The Ohio Turnpike has avoided a strike by toll takers and other workers – at least for now.

Teamsters Local 436 informed the Ohio Turnpike Commission earlier this month that workers on the road intend to strike.

Gary Suhadolnik, executive director of the toll road, confirmed that the agency received the letter, which listed the start date for a possible strike as Monday, Jan. 24. However, he is still hopeful that a settlement can still be worked out with the 997 toll collectors and maintenance workers who belong to the union.

However, the Turnpike Commission announced at 5 a.m. EST Monday, Jan. 24, that Local 436 has delayed the planned strike and would take the last offer received from the commission back to its members for a vote. 

Until union members vote, the turnpike will operate as usual, toll road officials said in a statement.

A strike, if it does take place, would be the first since the road first opened in 1955, The Associated Press reported.

The commission’s contract with the workers expired Dec. 31, 2004. However, the two parties later extended the agreement to Jan. 17.

Turnpike officials had warned of a possible strike late in 2004. But the prospect became much more real earlier this month when union workers voted overwhelmingly to reject a fact finder’s report that would have prevented a strike.

The vote, announced Jan. 11 on the Teamsters Local 436 Web site, was 497-151 against the fact finder’s report. The fact finder was appointed to work out differences between turnpike management and union workers.

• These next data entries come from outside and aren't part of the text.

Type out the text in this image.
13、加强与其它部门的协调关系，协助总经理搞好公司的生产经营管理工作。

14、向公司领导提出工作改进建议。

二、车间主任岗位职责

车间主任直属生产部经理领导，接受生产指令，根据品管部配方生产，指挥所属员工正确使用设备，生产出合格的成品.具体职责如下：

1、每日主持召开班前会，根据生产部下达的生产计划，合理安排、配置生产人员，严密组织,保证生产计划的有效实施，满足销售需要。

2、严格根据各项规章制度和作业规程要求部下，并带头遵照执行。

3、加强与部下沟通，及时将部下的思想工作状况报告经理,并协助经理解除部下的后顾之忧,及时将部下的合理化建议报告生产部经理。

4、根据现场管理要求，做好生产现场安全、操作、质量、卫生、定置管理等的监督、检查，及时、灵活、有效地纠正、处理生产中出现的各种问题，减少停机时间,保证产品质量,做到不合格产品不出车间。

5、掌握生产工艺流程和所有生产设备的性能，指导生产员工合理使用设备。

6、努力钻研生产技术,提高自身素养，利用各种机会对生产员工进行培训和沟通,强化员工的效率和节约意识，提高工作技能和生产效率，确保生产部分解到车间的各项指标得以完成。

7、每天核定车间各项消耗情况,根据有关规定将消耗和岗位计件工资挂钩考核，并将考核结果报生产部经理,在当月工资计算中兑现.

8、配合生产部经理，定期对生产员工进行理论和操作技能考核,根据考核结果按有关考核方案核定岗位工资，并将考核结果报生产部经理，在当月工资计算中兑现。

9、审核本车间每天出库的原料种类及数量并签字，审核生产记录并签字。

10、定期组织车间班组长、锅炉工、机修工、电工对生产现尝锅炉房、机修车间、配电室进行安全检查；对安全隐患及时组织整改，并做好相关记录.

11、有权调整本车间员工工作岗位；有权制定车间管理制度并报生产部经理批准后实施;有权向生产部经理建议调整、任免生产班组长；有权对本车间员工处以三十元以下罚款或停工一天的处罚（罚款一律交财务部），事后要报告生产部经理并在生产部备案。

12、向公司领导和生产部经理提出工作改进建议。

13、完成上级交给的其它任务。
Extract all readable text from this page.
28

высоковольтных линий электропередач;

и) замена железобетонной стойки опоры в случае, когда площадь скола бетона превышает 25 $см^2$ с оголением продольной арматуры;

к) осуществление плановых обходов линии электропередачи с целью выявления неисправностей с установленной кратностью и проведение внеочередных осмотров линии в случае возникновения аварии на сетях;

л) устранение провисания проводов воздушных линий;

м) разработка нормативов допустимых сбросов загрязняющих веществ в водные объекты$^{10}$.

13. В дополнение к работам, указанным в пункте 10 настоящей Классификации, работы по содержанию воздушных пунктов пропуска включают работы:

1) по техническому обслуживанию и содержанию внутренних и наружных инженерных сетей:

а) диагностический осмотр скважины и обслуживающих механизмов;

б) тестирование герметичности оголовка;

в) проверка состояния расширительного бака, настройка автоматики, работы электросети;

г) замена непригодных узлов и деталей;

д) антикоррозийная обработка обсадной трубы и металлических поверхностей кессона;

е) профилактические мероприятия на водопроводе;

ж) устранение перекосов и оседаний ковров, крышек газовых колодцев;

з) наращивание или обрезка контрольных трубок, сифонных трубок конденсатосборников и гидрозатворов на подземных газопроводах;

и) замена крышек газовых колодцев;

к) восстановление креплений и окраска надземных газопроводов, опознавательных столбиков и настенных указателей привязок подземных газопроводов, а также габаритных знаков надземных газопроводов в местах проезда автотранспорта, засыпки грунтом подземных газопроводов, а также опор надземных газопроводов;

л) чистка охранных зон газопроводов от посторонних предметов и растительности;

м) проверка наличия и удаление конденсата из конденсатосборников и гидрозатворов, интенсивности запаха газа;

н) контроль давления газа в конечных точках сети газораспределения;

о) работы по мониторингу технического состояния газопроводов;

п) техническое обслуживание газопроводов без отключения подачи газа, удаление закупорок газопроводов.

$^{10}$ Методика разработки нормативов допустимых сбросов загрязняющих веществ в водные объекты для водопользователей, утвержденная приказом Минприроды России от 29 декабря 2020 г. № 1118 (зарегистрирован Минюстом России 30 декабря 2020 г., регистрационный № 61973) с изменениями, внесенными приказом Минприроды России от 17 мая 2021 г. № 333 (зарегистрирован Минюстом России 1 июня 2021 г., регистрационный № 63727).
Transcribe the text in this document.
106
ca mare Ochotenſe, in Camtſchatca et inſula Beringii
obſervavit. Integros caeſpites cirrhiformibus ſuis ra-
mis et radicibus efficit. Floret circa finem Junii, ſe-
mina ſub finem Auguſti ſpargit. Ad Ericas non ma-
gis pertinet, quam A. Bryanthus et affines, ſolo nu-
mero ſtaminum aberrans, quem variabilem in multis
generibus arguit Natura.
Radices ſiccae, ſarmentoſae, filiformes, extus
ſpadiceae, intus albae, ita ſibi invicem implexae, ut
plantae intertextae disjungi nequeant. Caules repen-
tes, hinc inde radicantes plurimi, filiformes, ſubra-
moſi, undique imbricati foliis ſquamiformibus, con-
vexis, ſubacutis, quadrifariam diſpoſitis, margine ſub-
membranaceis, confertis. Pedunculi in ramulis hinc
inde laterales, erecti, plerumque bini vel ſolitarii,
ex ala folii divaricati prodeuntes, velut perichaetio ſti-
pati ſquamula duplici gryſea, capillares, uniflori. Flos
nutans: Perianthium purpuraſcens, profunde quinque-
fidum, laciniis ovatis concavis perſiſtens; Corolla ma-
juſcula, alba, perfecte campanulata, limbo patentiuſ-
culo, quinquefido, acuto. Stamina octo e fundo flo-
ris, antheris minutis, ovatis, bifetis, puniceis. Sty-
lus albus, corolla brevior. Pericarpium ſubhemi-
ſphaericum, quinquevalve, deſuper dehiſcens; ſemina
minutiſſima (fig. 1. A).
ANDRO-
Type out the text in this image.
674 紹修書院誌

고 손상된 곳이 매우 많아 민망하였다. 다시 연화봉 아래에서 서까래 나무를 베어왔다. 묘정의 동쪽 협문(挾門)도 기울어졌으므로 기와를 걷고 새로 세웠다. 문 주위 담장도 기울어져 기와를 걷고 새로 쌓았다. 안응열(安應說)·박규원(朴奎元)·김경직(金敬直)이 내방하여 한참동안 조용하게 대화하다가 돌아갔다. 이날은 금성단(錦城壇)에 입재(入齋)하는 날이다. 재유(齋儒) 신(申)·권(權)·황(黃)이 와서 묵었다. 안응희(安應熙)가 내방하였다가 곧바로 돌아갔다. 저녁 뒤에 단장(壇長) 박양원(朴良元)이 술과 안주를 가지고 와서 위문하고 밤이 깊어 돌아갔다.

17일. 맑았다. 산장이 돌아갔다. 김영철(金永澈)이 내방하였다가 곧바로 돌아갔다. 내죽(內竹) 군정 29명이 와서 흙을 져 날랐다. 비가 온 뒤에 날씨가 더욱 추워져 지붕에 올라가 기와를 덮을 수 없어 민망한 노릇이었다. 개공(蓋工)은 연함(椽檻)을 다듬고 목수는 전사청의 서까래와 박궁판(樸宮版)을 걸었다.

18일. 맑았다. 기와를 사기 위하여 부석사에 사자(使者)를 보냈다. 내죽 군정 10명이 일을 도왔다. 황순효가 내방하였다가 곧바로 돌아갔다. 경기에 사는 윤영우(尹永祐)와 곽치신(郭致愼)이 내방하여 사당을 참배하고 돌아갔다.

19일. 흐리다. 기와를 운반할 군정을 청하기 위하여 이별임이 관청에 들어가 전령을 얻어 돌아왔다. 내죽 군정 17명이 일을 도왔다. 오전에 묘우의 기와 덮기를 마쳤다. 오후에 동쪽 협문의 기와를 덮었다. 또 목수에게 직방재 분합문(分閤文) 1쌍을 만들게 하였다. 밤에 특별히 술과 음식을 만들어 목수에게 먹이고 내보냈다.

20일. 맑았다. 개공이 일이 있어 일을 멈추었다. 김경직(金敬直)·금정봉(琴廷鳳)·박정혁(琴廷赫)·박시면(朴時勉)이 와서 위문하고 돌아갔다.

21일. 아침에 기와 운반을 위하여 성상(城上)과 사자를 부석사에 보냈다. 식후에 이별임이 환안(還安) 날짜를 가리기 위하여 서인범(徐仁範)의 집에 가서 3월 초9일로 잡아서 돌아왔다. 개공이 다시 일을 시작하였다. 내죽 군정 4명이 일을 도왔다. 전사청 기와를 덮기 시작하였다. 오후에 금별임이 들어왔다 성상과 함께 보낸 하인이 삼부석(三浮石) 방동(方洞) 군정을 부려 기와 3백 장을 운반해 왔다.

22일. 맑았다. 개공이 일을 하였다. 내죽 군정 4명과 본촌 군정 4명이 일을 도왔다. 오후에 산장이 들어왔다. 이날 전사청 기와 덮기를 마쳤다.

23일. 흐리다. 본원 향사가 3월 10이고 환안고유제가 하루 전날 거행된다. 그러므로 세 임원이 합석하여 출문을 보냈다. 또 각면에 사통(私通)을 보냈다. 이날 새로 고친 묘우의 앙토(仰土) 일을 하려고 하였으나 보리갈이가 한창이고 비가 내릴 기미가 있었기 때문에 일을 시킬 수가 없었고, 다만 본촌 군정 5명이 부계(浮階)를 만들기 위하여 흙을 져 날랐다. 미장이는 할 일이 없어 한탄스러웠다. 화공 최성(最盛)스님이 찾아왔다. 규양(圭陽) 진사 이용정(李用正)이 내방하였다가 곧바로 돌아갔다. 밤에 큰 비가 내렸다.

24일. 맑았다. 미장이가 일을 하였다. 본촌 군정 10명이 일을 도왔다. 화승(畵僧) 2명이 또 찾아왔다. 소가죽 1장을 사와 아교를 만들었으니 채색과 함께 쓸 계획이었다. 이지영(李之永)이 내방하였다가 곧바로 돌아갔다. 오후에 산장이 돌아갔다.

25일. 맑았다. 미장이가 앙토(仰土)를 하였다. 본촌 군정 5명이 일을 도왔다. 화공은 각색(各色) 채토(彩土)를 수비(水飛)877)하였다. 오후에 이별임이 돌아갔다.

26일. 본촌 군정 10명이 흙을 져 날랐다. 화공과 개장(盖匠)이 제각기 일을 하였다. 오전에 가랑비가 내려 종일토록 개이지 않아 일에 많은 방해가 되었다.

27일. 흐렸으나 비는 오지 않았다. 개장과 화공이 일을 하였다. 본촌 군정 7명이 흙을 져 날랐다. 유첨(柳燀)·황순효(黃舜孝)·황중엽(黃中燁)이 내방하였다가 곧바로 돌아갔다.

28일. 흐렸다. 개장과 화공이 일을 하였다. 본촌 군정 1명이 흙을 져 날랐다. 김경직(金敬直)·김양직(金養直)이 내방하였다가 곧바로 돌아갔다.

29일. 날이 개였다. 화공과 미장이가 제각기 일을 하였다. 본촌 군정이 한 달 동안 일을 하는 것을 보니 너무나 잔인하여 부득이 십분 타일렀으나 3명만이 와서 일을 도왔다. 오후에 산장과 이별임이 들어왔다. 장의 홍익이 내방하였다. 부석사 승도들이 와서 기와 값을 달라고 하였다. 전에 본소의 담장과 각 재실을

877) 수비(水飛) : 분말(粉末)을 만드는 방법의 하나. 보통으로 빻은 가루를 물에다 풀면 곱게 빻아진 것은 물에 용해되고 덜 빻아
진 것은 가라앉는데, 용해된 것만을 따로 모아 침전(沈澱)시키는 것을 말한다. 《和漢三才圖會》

Turnpike spokeswoman Lauren H. Dehrmann confirmed that the Turnpike Commission had voted earlier to accept the report fact finder’s report.

If a strike does occur, tollbooths along the road will be staffed with turnpike management and some temporary and non-union workers.

In addition, a flat toll plan announced earlier will go into effect. Vehicles will not be given a ticket when they enter the road, but will be charged when they exit based on what category toll takers think they belong in, Suhadolnik said.

Under that plan, tractor-trailers would pay $10 to cross the state on the highway. Single unit trucks would pay $5, and passenger cars would pay $1.